Thursday, December 03, 2020

“Another Idol Has Displaced Me” | Classics Illustrated #53 (1948)

The Classics Illustrated adaptation dedicates a couple of pages to this year's scene: one for each vision of Belle. 

In the first one, the break-up scene, Belle and Young Scrooge are fully colored, tangible figures, which is a change from the previous visions. At the school and Fezziwig's warehouse, the figures Scrooge saw were ghostly, white outlines. This vision feels more real and important.

Belle's wearing a blue dress and red roses in her hair, so she's hardly a woman in mourning. The dialogue is abridged, but gets the gist of the conversation across nicely.
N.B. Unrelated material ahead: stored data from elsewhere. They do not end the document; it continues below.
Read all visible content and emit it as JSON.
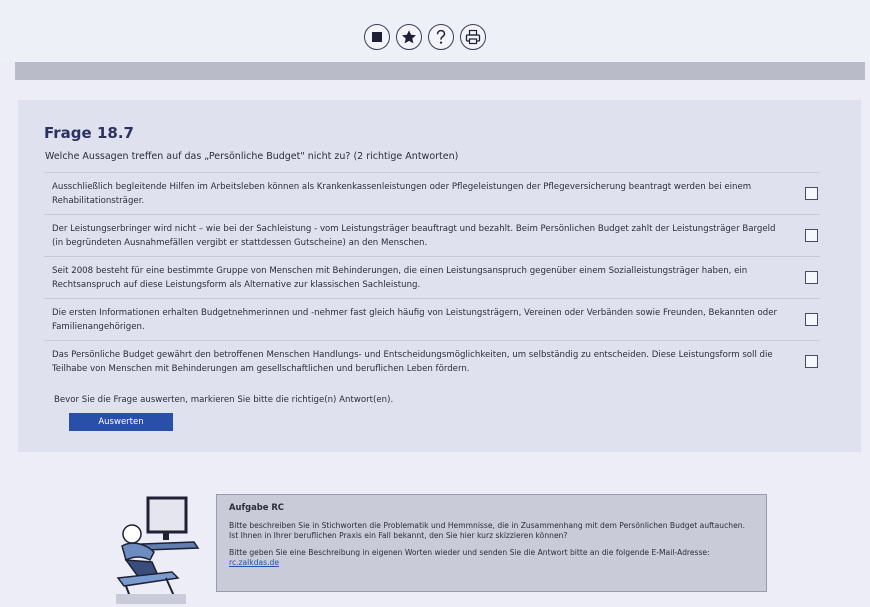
{
  "toolbar": {
    "buttons": [
      {
        "name": "stop-button",
        "icon": "stop-square-icon"
      },
      {
        "name": "favorite-button",
        "icon": "star-icon"
      },
      {
        "name": "help-button",
        "icon": "question-icon"
      },
      {
        "name": "print-button",
        "icon": "printer-icon"
      }
    ]
  },
  "question": {
    "title": "Frage 18.7",
    "text": "Welche Aussagen treffen auf das „Persönliche Budget\" nicht zu? (2 richtige Antworten)",
    "options": [
      {
        "text": "Ausschließlich begleitende Hilfen im Arbeitsleben können als Krankenkassenleistungen oder Pflegeleistungen der Pflegeversicherung beantragt werden bei einem Rehabilitationsträger.",
        "checked": false
      },
      {
        "text": "Der Leistungserbringer wird nicht – wie bei der Sachleistung - vom Leistungsträger beauftragt und bezahlt. Beim Persönlichen Budget zahlt der Leistungsträger Bargeld (in begründeten Ausnahmefällen vergibt er stattdessen Gutscheine) an den Menschen.",
        "checked": false
      },
      {
        "text": "Seit 2008 besteht für eine bestimmte Gruppe von Menschen mit Behinderungen, die einen Leistungsanspruch gegenüber einem Sozialleistungsträger haben, ein Rechtsanspruch auf diese Leistungsform als Alternative zur klassischen Sachleistung.",
        "checked": false
      },
      {
        "text": "Die ersten Informationen erhalten Budgetnehmerinnen und -nehmer fast gleich häufig von Leistungsträgern, Vereinen oder Verbänden sowie Freunden, Bekannten oder Familienangehörigen.",
        "checked": false
      },
      {
        "text": "Das Persönliche Budget gewährt den betroffenen Menschen Handlungs- und Entscheidungsmöglichkeiten, um selbständig zu entscheiden. Diese Leistungsform soll die Teilhabe von Menschen mit Behinderungen am gesellschaftlichen und beruflichen Leben fördern.",
        "checked": false
      }
    ],
    "hint": "Bevor Sie die Frage auswerten, markieren Sie bitte die richtige(n) Antwort(en).",
    "evaluate_label": "Auswerten"
  },
  "task": {
    "title": "Aufgabe RC",
    "line1": "Bitte beschreiben Sie in Stichworten die Problematik und Hemmnisse, die in Zusammenhang mit dem Persönlichen Budget auftauchen.",
    "line2": "Ist Ihnen in Ihrer beruflichen Praxis ein Fall bekannt, den Sie hier kurz skizzieren können?",
    "line3": "Bitte geben Sie eine Beschreibung in eigenen Worten wieder und  senden Sie die Antwort bitte an die folgende E-Mail-Adresse:",
    "email": "rc.zalkdas.de"
  },
  "colors": {
    "accent": "#2950a8",
    "title": "#2d3160",
    "panel": "#dfe1ef",
    "task_box": "#c9cbd9"
  }
}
There's no one incident that seems to have sparked her decision to leave Scrooge and she doesn't even suggest that his feelings towards her might have changed. She's just noticed his greed and wants nothing to do with the man he's become, though she's sad about it and doesn't wish him any harm.

Scrooge is visibly upset by the memory and covers his eyes in one panel. But the text points out that the Spirit "forced him to observe what happened next," and on the next page the Ghost has its hands on Scrooge's arm. The Ghost is physically smaller than Scrooge (which is faithful to Dickens), so Scrooge looks like he could get away if he wanted to, but he's compliant. The Spirit's "forcing" him to watch probably isn't an act of physical restraint in this version, but just evidence that Scrooge has accepted the Spirit's authority.

The vision of Belle's family goes back to the white, transparent figures for a panel, but they solidify and gain color in the next. We probably shouldn't read much into that, but I'm still interpreting it as this is a vivid, important vision, though we got to see a hazy, ephemeral image as one scene transforms into the next.

Belle's family is reduced to her husband and one, smiling, quiet baby in this version, so there's no large, boisterous bunch. Belle's husband doesn't ask her to guess which old friend he saw earlier, but she guesses anyway and gets it right, of course. The husband mentions that Marley is near death and that Scrooge is quite alone in the world. Their pity causes Scrooge to cry out in terror according to a caption and ultimately to spring upon the Ghost. But as Dickens wrote, there's really no contest and the Ghost seems untouchable.

There's no final, shocking transformation by the Ghost into the various faces from Scrooge's past. And since this version of the Ghost never had an extinguisher cap, Scrooge doesn't get to use it to try to snuff the ghost out. Scrooge simply takes a run at the Spirit and then is asleep in the next panel, with a caption saying that he "was conscious of being in his own bedroom" before drifting off. 

2 comments:

Caffeinated Joe said...

Simple and to the point, I suppose. Feel like a little is lost, in the conversation between young Scrooge and Belle.

Reminded me of something I meant to comment on yesterday, however. When Belle's husband asks her to guess who he saw and she guesses Scrooge correctly it made me speculate that maybe this was a running thing or in-joke between the two. Perhaps they have discussed Scrooge and what he has chosen for his life and over time it has evolved into this simple back and forth between the couple, what they gained together and what Scrooge is missing out on. Might just be reading too much or too deeply into what might just be a way to move things along by Dickens, but it is where my mind wanders.

Michael May said...

Reading too deeply into it is the name of the game around here and I love that theory! Based on the text, Belle still cares about Scrooge enough to pity him and it's nice to think that she's comfortable sharing her concern with her husband, who in turn is engaged with her enough to give her news of Scrooge when he hears it.